Wrangle Large Simulation Studies.
Running simulations on a cluster and monitoring their progress
Files "setup.R", "run.R", and "post.R" demonstrate a common pattern for using {piecemeal} on a cluster. Here, we want to run the code on the worker nodes, monitor the simulation on the head node, and collate the results on the head node. We also want to minimise code duplication.
Thus, we create three files:
"setup.R": Load {piecemeal}, initialise the Piecemeal object (here, sim) and configure the simulation, but don't reset it or run it.
"run.R": source() the "setup.R" file and call sim$run().
"post.R": source() the "setup.R" file and call sim$result_list() or sim$result_df() and/or perform whatever collation, summarisation, and/or postprocessing is desired.
Now, we can have SLURM (or whatever job scheduler our cluster uses) run Rscript run.R or R CMD BATCH run.R to start the job. (Alternatively, "run.R" can be made executable and run directly.) Don't forget to make sure the working directory is set so that the source() call can find "setup.R".
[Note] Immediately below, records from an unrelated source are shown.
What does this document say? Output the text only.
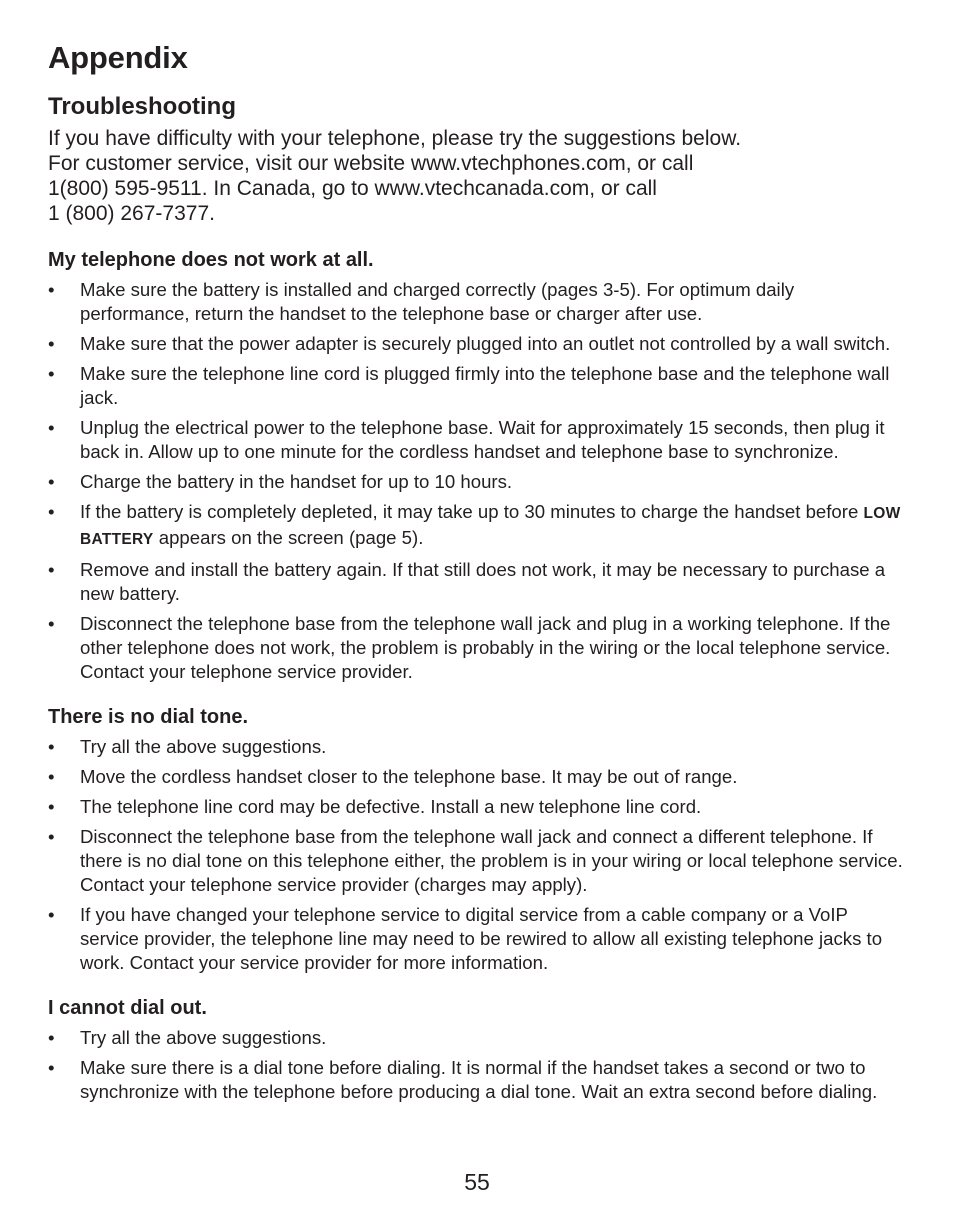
Appendix
Troubleshooting

If you have difficulty with your telephone, please try the suggestions below.
For customer service, visit our website www.vtechphones.com, or call
1(800) 595-9511. In Canada, go to www.vtechcanada.com, or call
1 (800) 267-7377.

My telephone does not work at all.
• Make sure the battery is installed and charged correctly (pages 3-5). For optimum daily performance, return the handset to the telephone base or charger after use.
• Make sure that the power adapter is securely plugged into an outlet not controlled by a wall switch.
• Make sure the telephone line cord is plugged firmly into the telephone base and the telephone wall jack.
• Unplug the electrical power to the telephone base. Wait for approximately 15 seconds, then plug it back in. Allow up to one minute for the cordless handset and telephone base to synchronize.
• Charge the battery in the handset for up to 10 hours.
• If the battery is completely depleted, it may take up to 30 minutes to charge the handset before LOW BATTERY appears on the screen (page 5).
• Remove and install the battery again. If that still does not work, it may be necessary to purchase a new battery.
• Disconnect the telephone base from the telephone wall jack and plug in a working telephone. If the other telephone does not work, the problem is probably in the wiring or the local telephone service. Contact your telephone service provider.
There is no dial tone.
• Try all the above suggestions.
• Move the cordless handset closer to the telephone base. It may be out of range.
• The telephone line cord may be defective. Install a new telephone line cord.
• Disconnect the telephone base from the telephone wall jack and connect a different telephone. If there is no dial tone on this telephone either, the problem is in your wiring or local telephone service. Contact your telephone service provider (charges may apply).
• If you have changed your telephone service to digital service from a cable company or a VoIP service provider, the telephone line may need to be rewired to allow all existing telephone jacks to work. Contact your service provider for more information.
I cannot dial out.
• Try all the above suggestions.
• Make sure there is a dial tone before dialing. It is normal if the handset takes a second or two to synchronize with the telephone before producing a dial tone. Wait an extra second before dialing.
55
Once one or more jobs are running, we can check how far along they are and the estimated completion time (particularly how likely they are to finish before running out of time), by starting R on the head node and running source("setup.R") and subsequently sim$status(). If we want to just check the status and exit, we can even run Rscript "setup.R" from the shell or make "setup.R" executable and run it directly. Note that source()-ing "setup.R" from either "run.R" or "post.R" will not result in sim$status() being called, because the call will be neither interactive nor top-level.
Once the simulation has completed or there are enough results to start the preliminary analysis, either source("post.R") from inside R, Rscript post.R, or "post.R" made executable and run directly will (in this example) perform the collation and save the results in an RDS file.